I think Zdarsky's take is more tragic and in keeping with Spider-Man, while 801 is kind of obviously manipulative...I mean "Uncle Ken" and so on. As always with Slott, it's unorginal. The whole idea of the countless lives Peter saved and how that counts and validates was done in Sacassia's "The Book of Peter" which was a great one-and-done finale to end a run in ''The Sensational Spider-Man''.
Both are trying to go for the humanism of Stern's "The Kid Who Collected Spider-Man". The thing people forget about the story is how Timothy Harrison (which is the name of that kid but nobody remembers that) clarifies an essential part of Peter Parker. He's utterly lonely, and is looking for some kind of validation and love, but when it does come it always comes from the people whose validation hurts him more than it would if they hated him. Captain George Stacy on his death said that he knew Peter was Spider-Man, he was proud of him, and is happy to have him date Gwen...it's what Peter wanted from Uncle Ben, from a guy who is basically Uncle Ben II...and it completely f--ks him up. It ruined his relationship with Gwen, and made his life worse. In ''The Book of Peter'', The One Above All tells Peter in his darkest moment that he did good, but even that doesn't cut it or makes his life better.

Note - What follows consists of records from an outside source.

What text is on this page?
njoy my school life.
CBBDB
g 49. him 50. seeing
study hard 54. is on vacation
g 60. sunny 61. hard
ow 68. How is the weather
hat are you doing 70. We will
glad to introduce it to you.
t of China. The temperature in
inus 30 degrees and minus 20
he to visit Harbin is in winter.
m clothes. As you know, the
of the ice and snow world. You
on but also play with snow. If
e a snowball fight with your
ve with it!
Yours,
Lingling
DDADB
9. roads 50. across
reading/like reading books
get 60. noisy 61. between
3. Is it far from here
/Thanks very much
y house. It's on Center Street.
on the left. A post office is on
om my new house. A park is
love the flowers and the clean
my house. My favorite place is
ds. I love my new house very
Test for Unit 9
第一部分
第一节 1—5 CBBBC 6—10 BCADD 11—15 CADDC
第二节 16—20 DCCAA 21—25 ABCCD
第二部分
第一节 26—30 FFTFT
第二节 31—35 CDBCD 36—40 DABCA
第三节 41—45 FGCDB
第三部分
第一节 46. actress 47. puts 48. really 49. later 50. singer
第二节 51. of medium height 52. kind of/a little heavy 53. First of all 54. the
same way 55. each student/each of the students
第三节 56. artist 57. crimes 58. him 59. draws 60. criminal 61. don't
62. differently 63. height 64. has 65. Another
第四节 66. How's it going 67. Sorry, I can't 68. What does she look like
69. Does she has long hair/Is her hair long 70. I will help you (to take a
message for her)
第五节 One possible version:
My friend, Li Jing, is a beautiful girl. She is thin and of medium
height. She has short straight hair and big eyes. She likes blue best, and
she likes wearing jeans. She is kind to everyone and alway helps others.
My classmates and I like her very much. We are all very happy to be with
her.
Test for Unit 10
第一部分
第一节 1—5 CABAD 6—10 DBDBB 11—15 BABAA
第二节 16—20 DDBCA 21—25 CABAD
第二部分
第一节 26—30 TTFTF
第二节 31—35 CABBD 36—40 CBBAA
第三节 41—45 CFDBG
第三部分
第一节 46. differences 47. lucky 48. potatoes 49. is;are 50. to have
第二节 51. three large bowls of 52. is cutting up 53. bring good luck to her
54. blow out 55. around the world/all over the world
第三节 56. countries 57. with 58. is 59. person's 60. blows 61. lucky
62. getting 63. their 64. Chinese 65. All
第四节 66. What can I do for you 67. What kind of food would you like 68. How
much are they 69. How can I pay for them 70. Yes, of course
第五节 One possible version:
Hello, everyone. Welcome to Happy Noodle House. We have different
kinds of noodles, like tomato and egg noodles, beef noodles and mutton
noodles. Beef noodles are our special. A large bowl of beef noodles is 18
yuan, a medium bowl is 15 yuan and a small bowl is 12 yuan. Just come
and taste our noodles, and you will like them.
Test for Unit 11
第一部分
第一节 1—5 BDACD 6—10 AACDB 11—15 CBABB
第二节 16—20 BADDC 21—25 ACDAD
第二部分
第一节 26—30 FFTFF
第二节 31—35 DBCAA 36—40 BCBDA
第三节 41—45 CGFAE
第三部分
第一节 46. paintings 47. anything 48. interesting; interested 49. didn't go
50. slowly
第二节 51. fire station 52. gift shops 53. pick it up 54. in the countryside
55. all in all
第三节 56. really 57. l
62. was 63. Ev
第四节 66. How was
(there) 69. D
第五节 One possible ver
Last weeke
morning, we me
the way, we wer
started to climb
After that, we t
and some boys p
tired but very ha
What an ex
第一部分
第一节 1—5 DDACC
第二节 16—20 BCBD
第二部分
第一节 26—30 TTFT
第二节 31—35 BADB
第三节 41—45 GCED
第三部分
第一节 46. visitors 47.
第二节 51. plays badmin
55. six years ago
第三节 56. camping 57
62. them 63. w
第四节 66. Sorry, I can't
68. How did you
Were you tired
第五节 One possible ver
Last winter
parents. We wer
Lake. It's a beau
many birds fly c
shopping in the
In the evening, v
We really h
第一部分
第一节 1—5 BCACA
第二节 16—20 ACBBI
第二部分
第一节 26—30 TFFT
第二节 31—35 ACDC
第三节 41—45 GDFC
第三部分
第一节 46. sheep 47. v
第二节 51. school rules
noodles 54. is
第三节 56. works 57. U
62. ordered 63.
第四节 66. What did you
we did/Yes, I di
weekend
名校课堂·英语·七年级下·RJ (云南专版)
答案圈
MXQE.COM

In ''The Kid Who Collected Spider-Man'', Timothy Harrison is a kid whose death Spider-Man is in no way responsible for. He would have died no matter what Peter did. And yet this kid loves Spider-Man, and Peter meets him and unburdens him and confesses about abandoning Uncle Ben and revealing his secret. The key line is this, when little Timothy (who isn't presented as a sentimental victim but a brave, honest, and likable kid):
Basically, Spider-Man gets love and understanding, and it just makes him feel worse.
spoilers:
So in Chip Zdarsky's story with this documentary, the story of that woman and child, that woman who considers Spider-Man brave, amazing and noble even if ultimately he couldn't do enough to help her kid. The fact is that he tried more than anyone did, and that she doesn't hold it against him...again makes things worse. |
end of spoilers
That's basically the neglected truly tragic and heartbreaking side of "parker Luck" that easily gets sentimentalized and softened into self-pity. And Zdarsky touches on that more than Slott which is basically simple reader-stand-in projection and wish fulfillment and again it's unearned. He spent a long run showing Peter as a womanizer, as a capitalist, as a plagiarist and basically this psychotic jealous guy who punches Iron Man out of petty jealousy and starts a superhero-on-superhero fight for no damn reason...and then at the end of it, he has his cake and eats it too. Whereas Zdarsky has consistently focused on the human side of Peter until this.